Si la plainte, sur la forme, a été jugée recevable, au fond, la Cour a estimé que l’inconstitutionnalité de la loi qu’elle soulève ne peut prospérer. Et pour cause. Selon le juge constitutionnel, l’insécurité à laquelle le Mali fait face est résiduelle en ce sens qu’elle persiste en certains endroits du territoire national. Elle est d’ailleurs de moindre amplitude par rapport à l’insécurité qui sévissait dans le Nord du pays en 2012, laquelle n’a du reste pas privé le peuple à voter lors des élections générales de 2013. La Cour estime que « le défi sécuritaire imposé au Mali étant contemporain, le fonctionnement régulier des institutions ne saurait être tributaire de la pacification absolue du territoire national, elle-même dépendante d’un environnement d’instabilité transnationale, au risque de freiner le processus démocratique et de plonger le pays dans l’impasse et le chaos… »
Incompétence ?
Si les requérants renvoient à l’article 47 du Code pénal pour bien cerner la notion d’atteinte à l’intégrité du territoire, les neuf sages rappellent que cette notion n’est pas définie par les dispositions textuelles du droit interne qui ne fait que cerner les différents comportements individuels ou collectifs susceptibles d’être punis comme tels, ainsi que les peines y applicables. L’intégrité du territoire s’entendant de l’entièreté d’une entité territoriale dans ses rapports avec les autres, indique le juge, il va de soi que cette notion relève du droit international public qui la définit comme étant le droit et le devoir inaliénable d’un Etat souverain à préserver ses frontières de toutes influences extérieures.

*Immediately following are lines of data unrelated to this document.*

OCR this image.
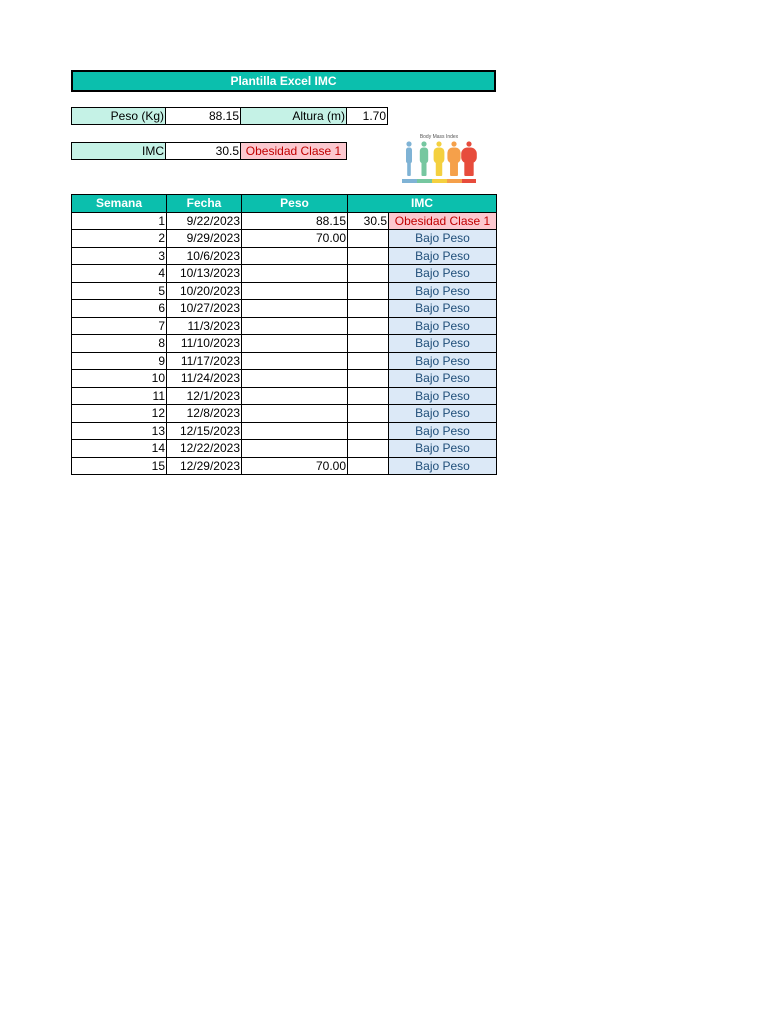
Plantilla Excel IMC
Peso (Kg)	88.15	Altura (m)	1.70
IMC	30.5 Obesidad Clase 1
Body Mass Index
Semana	Fecha	Peso	IMC	
1	9/22/2023	88.15	30.5	Obesidad Clase 1
2	9/29/2023	70.00		Bajo Peso
3	10/6/2023			Bajo Peso
4	10/13/2023			Bajo Peso
5	10/20/2023			Bajo Peso
6	10/27/2023			Bajo Peso
7	11/3/2023			Bajo Peso
8	11/10/2023			Bajo Peso
9	11/17/2023			Bajo Peso
10	11/24/2023			Bajo Peso
11	12/1/2023			Bajo Peso
12	12/8/2023			Bajo Peso
13	12/15/2023			Bajo Peso
14	12/22/2023			Bajo Peso
15	12/29/2023	70.00		Bajo Peso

« Dès lors toute référence au droit interne pour apprécier l’effectivité ou non de l’intégrité du territoire malien est impertinente encore que s’agissant de la loi, son interprétation relève d’une juridiction autre que celle constitutionnelle », déclare la Cour. Faut-il en comprendre l’incompétence de la Cour à apprécier l’effectivité de l’intégrité du territoire ?
Restrictions
Si la Cour constitutionnelle a validé la loi n°2017-31/AN-RM du 2 juin portant révision constitutionnelle, sa décision n’est toutefois pas un blanc-seing. En effet, elle émet un certain nombre de réserves et d’observations sur la mouture de ladite loi, notamment en ses articles 37, 47, 48, 61, 110, 115, 119, 145 et 148. Elle indique que «l’indépendance de la patrie et l’intégrité du territoire national », ce membre de phrase qui a été occulté dans la formule du serment du président de la République et objet de l’article 37 de la constitution, soit réintégré dans la nouvelle loi.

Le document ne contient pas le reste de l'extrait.